La question de l’affrontement avec les institutions européennes nous conduit à celle de l’Euro. Ce que l’on appelle la « monnaie unique » est en réalité un mécanisme qui a bloqué les nécessaires ajustements de taux de change entre des économies dont les structures sont très différentes tout en permettant de créer un espace unifié pour la spéculation financière. C’est pourquoi l’Euro est aujourd’hui défendu essentiellement par les banquiers et la « finance ». Mais, c’est aussi pourquoi les pays de l’Europe du Sud n’ont pas eu d’autre choix que celui de s’engager dans des stratégies de dévaluations internes, une course mortifère au « moins coûtant, moins disant », dont les conséquences sont immensément plus graves que celle de réajustements des taux de change. C’est l’origine réelle des politiques d’austérité dont la logique est de conduire à une « hyper-austérité ». La concurrence se joue désormais dans le degré d’engagement dans l’hyper-austérité.

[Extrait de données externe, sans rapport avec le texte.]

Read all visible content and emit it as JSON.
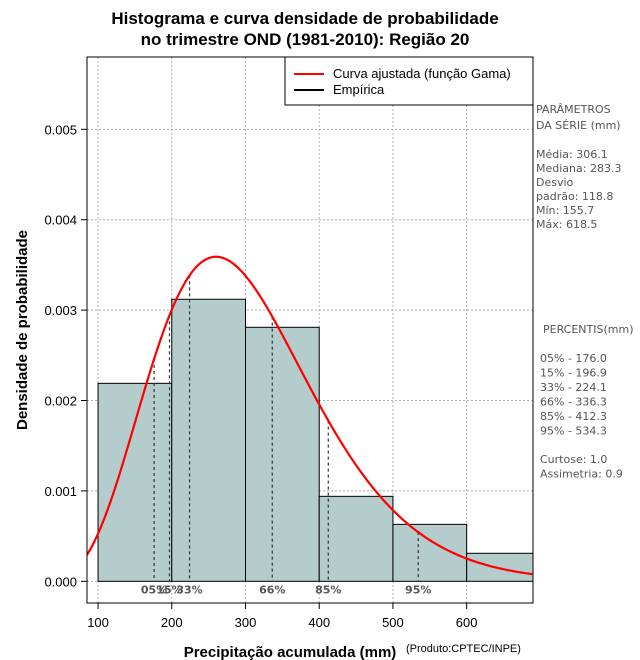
{
  "chart_data": {
    "type": "bar",
    "title_lines": [
      "Histograma e curva densidade de probabilidade",
      "no trimestre OND (1981-2010): Região 20"
    ],
    "xlabel": "Precipitação acumulada (mm)",
    "ylabel": "Densidade de probabilidade",
    "credit": "(Produto:CPTEC/INPE)",
    "xlim": [
      85,
      690
    ],
    "ylim": [
      -0.00024,
      0.0058
    ],
    "x_ticks": [
      100,
      200,
      300,
      400,
      500,
      600
    ],
    "y_ticks": [
      0.0,
      0.001,
      0.002,
      0.003,
      0.004,
      0.005
    ],
    "y_tick_labels": [
      "0.000",
      "0.001",
      "0.002",
      "0.003",
      "0.004",
      "0.005"
    ],
    "grid": true,
    "bins": [
      {
        "from": 100,
        "to": 200,
        "density": 0.00219
      },
      {
        "from": 200,
        "to": 300,
        "density": 0.00312
      },
      {
        "from": 300,
        "to": 400,
        "density": 0.00281
      },
      {
        "from": 400,
        "to": 500,
        "density": 0.00094
      },
      {
        "from": 500,
        "to": 600,
        "density": 0.00063
      },
      {
        "from": 600,
        "to": 700,
        "density": 0.00031
      }
    ],
    "bar_color": "#b5cccc",
    "curve_color": "#ff0000",
    "gamma_fit": {
      "mean": 306.1,
      "sd": 118.8
    },
    "legend": {
      "position": "top-right",
      "entries": [
        {
          "label": "Curva ajustada (função Gama)",
          "color": "#ff0000"
        },
        {
          "label": "Empírica",
          "color": "#000000"
        }
      ]
    },
    "percentile_markers": [
      {
        "label": "05%",
        "value": 176.0
      },
      {
        "label": "15%",
        "value": 196.9
      },
      {
        "label": "33%",
        "value": 224.1
      },
      {
        "label": "66%",
        "value": 336.3
      },
      {
        "label": "85%",
        "value": 412.3
      },
      {
        "label": "95%",
        "value": 534.3
      }
    ]
  },
  "side_panel": {
    "params_title": [
      "PARÂMETROS",
      " DA SÉRIE (mm)"
    ],
    "params_lines": [
      "Média:  306.1",
      "Mediana:  283.3",
      "Desvio",
      "padrão:  118.8",
      "Mín:  155.7",
      "Máx:  618.5"
    ],
    "percentis_title": "PERCENTIS(mm)",
    "percentis_lines": [
      "05% -   176.0",
      "15% -   196.9",
      "33% -   224.1",
      "66% -   336.3",
      "85% -   412.3",
      "95% -   534.3"
    ],
    "shape_lines": [
      "Curtose:  1.0",
      "Assimetria:  0.9"
    ]
  }
}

La question de l’Euro ne relève donc pas, comme vous semblez le croire, uniquement du domaine symbolique de l’hégémonie culturelle. C’est une question concrète, qui se traduit dans des centaines de milliers de licenciements, dans des millions de jeunes et de moins jeunes travailleurs privés de leur emploi, dans la baisse de tous les minima sociaux. Vous ne pourrez pas mettre en place une politique contradictoire à l’austérité sans vous attaquer à l’Euro. Ici encore, l’exemple de SYRIZA et de la Grèce, est parlant ; ayant renoncé à quitter l’Euro, même si désormais une majorité de la population serait d’accord avec une telle perspective, le gouvernement de SYRIZA a été contraint d’appliquer le même austérité que celui de Nouvelle Démocratie, et il perd aujourd’hui toute la légitimité qui découlait de son discours contre l’austérité. La stratégie qui consiste à chercher à « gagner du temps » est ici, très clairement, une stratégie perdante. À terme, vous serez, n’en doutez pas, confrontés aux mêmes choix. Quelle sera alors votre réponse ?

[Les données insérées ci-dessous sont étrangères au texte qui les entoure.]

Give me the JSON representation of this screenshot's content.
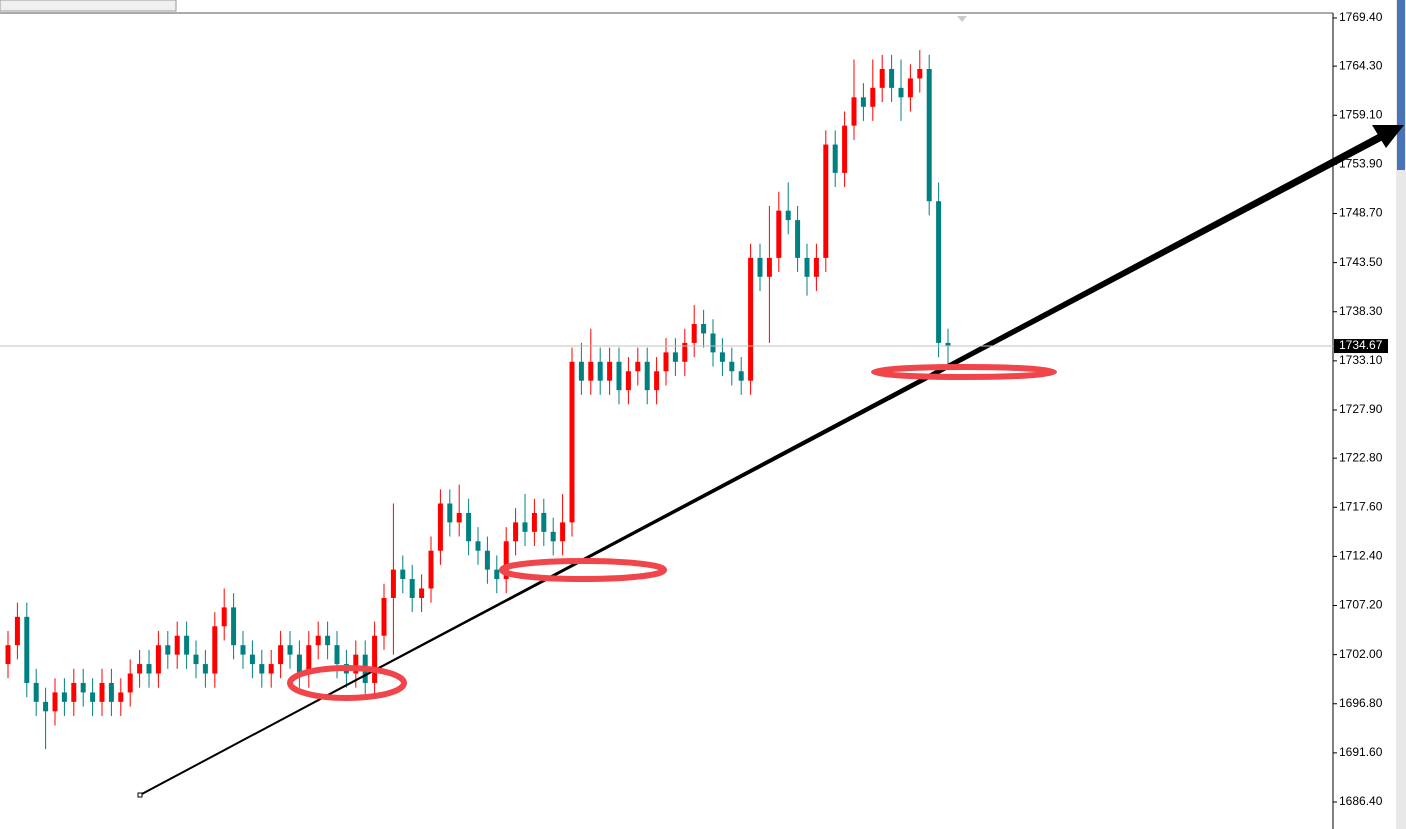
{
  "chart_data": {
    "type": "candlestick",
    "up_color": "#ff0000",
    "down_color": "#008080",
    "last_price": 1734.67,
    "ylim": [
      1683.54,
      1769.82
    ],
    "yticks": [
      {
        "value": 1769.4,
        "label": "1769.40"
      },
      {
        "value": 1764.3,
        "label": "1764.30"
      },
      {
        "value": 1759.1,
        "label": "1759.10"
      },
      {
        "value": 1753.9,
        "label": "1753.90"
      },
      {
        "value": 1748.7,
        "label": "1748.70"
      },
      {
        "value": 1743.5,
        "label": "1743.50"
      },
      {
        "value": 1738.3,
        "label": "1738.30"
      },
      {
        "value": 1733.1,
        "label": "1733.10"
      },
      {
        "value": 1727.9,
        "label": "1727.90"
      },
      {
        "value": 1722.8,
        "label": "1722.80"
      },
      {
        "value": 1717.6,
        "label": "1717.60"
      },
      {
        "value": 1712.4,
        "label": "1712.40"
      },
      {
        "value": 1707.2,
        "label": "1707.20"
      },
      {
        "value": 1702,
        "label": "1702.00"
      },
      {
        "value": 1696.8,
        "label": "1696.80"
      },
      {
        "value": 1691.6,
        "label": "1691.60"
      },
      {
        "value": 1686.4,
        "label": "1686.40"
      }
    ],
    "open": [
      1701,
      1703,
      1706,
      1699,
      1697,
      1696,
      1698,
      1697,
      1699,
      1698,
      1697,
      1699,
      1697,
      1698,
      1700,
      1701,
      1700,
      1703,
      1702,
      1704,
      1702,
      1701,
      1700,
      1705,
      1707,
      1703,
      1702,
      1701,
      1700,
      1701,
      1703,
      1702,
      1700,
      1703,
      1704,
      1703,
      1701,
      1700,
      1702,
      1699,
      1704,
      1708,
      1711,
      1710,
      1708,
      1709,
      1713,
      1718,
      1716,
      1717,
      1714,
      1713,
      1711,
      1710,
      1714,
      1716,
      1715,
      1717,
      1715,
      1714,
      1716,
      1733,
      1731,
      1733,
      1731,
      1733,
      1730,
      1732,
      1733,
      1730,
      1732,
      1734,
      1733,
      1735,
      1737,
      1736,
      1734,
      1733,
      1732,
      1731,
      1744,
      1742,
      1744,
      1749,
      1748,
      1744,
      1742,
      1744,
      1756,
      1753,
      1758,
      1761,
      1760,
      1762,
      1764,
      1762,
      1761,
      1763,
      1764,
      1750,
      1735
    ],
    "high": [
      1704.5,
      1707.5,
      1707.5,
      1700.5,
      1698.5,
      1699.5,
      1699.5,
      1700.5,
      1700.5,
      1699.5,
      1700.5,
      1700.5,
      1699.5,
      1701.5,
      1702.5,
      1702.5,
      1704.5,
      1704.5,
      1705.5,
      1705.5,
      1703.5,
      1702.5,
      1706.5,
      1709,
      1708.5,
      1704.5,
      1703.5,
      1702.5,
      1702.5,
      1704.5,
      1704.5,
      1703.5,
      1704.5,
      1705.5,
      1705.5,
      1704.5,
      1702.5,
      1703.5,
      1703.5,
      1705.5,
      1709.5,
      1718,
      1712.5,
      1711.5,
      1710.5,
      1714.5,
      1719.5,
      1719.5,
      1720,
      1718.5,
      1715.5,
      1714.5,
      1712.5,
      1715.5,
      1717.5,
      1719,
      1718.5,
      1718.5,
      1716.5,
      1719,
      1734.5,
      1735,
      1736.5,
      1734.5,
      1734.5,
      1734.5,
      1733.5,
      1734.5,
      1734.5,
      1733.5,
      1735.5,
      1735.5,
      1736.5,
      1739,
      1738.5,
      1737.5,
      1735.5,
      1734.5,
      1733.5,
      1745.5,
      1745.5,
      1749.5,
      1751,
      1752,
      1749.5,
      1745.5,
      1745.5,
      1757.5,
      1757.5,
      1759.5,
      1765,
      1762.5,
      1765,
      1765.5,
      1765.5,
      1765,
      1764.5,
      1766,
      1765.5,
      1752,
      1736.5
    ],
    "low": [
      1699.5,
      1701.5,
      1697.5,
      1695.5,
      1692,
      1694.5,
      1695.5,
      1695.5,
      1696.5,
      1695.5,
      1695.5,
      1695.5,
      1695.5,
      1696.5,
      1698.5,
      1698.5,
      1698.5,
      1700.5,
      1700.5,
      1700.5,
      1699.5,
      1698.5,
      1698.5,
      1703.5,
      1701.5,
      1700.5,
      1699.5,
      1698.5,
      1698.5,
      1699.5,
      1700.5,
      1698.5,
      1698.5,
      1701.5,
      1701.5,
      1699.5,
      1698.5,
      1698.5,
      1697.5,
      1697.5,
      1702.5,
      1702,
      1708.5,
      1706.5,
      1706.5,
      1707.5,
      1711.5,
      1714.5,
      1714.5,
      1712.5,
      1711.5,
      1709.5,
      1708.5,
      1708.5,
      1712.5,
      1713.5,
      1713.5,
      1713.5,
      1712.5,
      1712.5,
      1714.5,
      1729.5,
      1729.5,
      1729.5,
      1729.5,
      1728.5,
      1728.5,
      1730.5,
      1728.5,
      1728.5,
      1730.5,
      1731.5,
      1731.5,
      1733.5,
      1734.5,
      1732.5,
      1731.5,
      1730.5,
      1729.5,
      1729.5,
      1740.5,
      1735,
      1742.5,
      1746.5,
      1742.5,
      1740,
      1740.5,
      1742.5,
      1751.5,
      1751.5,
      1756.5,
      1758.5,
      1758.5,
      1760.5,
      1760.5,
      1758.5,
      1759.5,
      1761.5,
      1748.5,
      1733.5,
      1732.5
    ],
    "close": [
      1703,
      1706,
      1699,
      1697,
      1696,
      1698,
      1697,
      1699,
      1698,
      1697,
      1699,
      1697,
      1698,
      1700,
      1701,
      1700,
      1703,
      1702,
      1704,
      1702,
      1701,
      1700,
      1705,
      1707,
      1703,
      1702,
      1701,
      1700,
      1701,
      1703,
      1702,
      1700,
      1703,
      1704,
      1703,
      1701,
      1700,
      1702,
      1699,
      1704,
      1708,
      1711,
      1710,
      1708,
      1709,
      1713,
      1718,
      1716,
      1717,
      1714,
      1713,
      1711,
      1710,
      1714,
      1716,
      1715,
      1717,
      1715,
      1714,
      1716,
      1733,
      1731,
      1733,
      1731,
      1733,
      1730,
      1732,
      1733,
      1730,
      1732,
      1734,
      1733,
      1735,
      1737,
      1736,
      1734,
      1733,
      1732,
      1731,
      1744,
      1742,
      1744,
      1749,
      1748,
      1744,
      1742,
      1744,
      1756,
      1753,
      1758,
      1761,
      1760,
      1762,
      1764,
      1762,
      1761,
      1763,
      1764,
      1750,
      1735,
      1734.67
    ]
  }
}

À l’occasion de votre passage à Paris, en septembre 2015, vous avez déclaré qu’une sortie de la zone euro n’est envisageable, d’un point de vue espagnol, qu’à la seule condition qu’un pays membre de l’Union Européenne pesant économiquement plus que l’Espagne ne l’envisage d’abord officiellement. Votre prise de position se veut respectueuses des débats qui traversent nombre des forces politiques, y compris PODEMOS – comme on a pu le constater à l’occasion de sa dernière université d’été. Dans le numéro de La New Left Review dont il a été question, vous nous rappelez que PODEMOS est aujourd’hui pensé comme un « instrument fondamental du changement politique »[2]. L’aggiornamento permanent auquel ses militants le soumettent ne saurait être possible si vous n’acceptez pas de débattre des questions et des impasses auxquelles nous devons faire face.

 

Nous vous prions de croire, cher Pablo Iglesias, en notre volonté résolue d’impulser un véritable changement tant en France, qu’en Europe.

 

Jacques Sapir, économiste, directeur d’études à l’Ecole des Hautes Etudes en Sciences Sociales, auteur de Souveraineté, Démocratie, Laïcité, Paris, Michalon, 2016.

Christophe Barret, historien et essayiste, auteur de Podemos. Pour une autre Europe , Paris, éditions du Cerf 2015.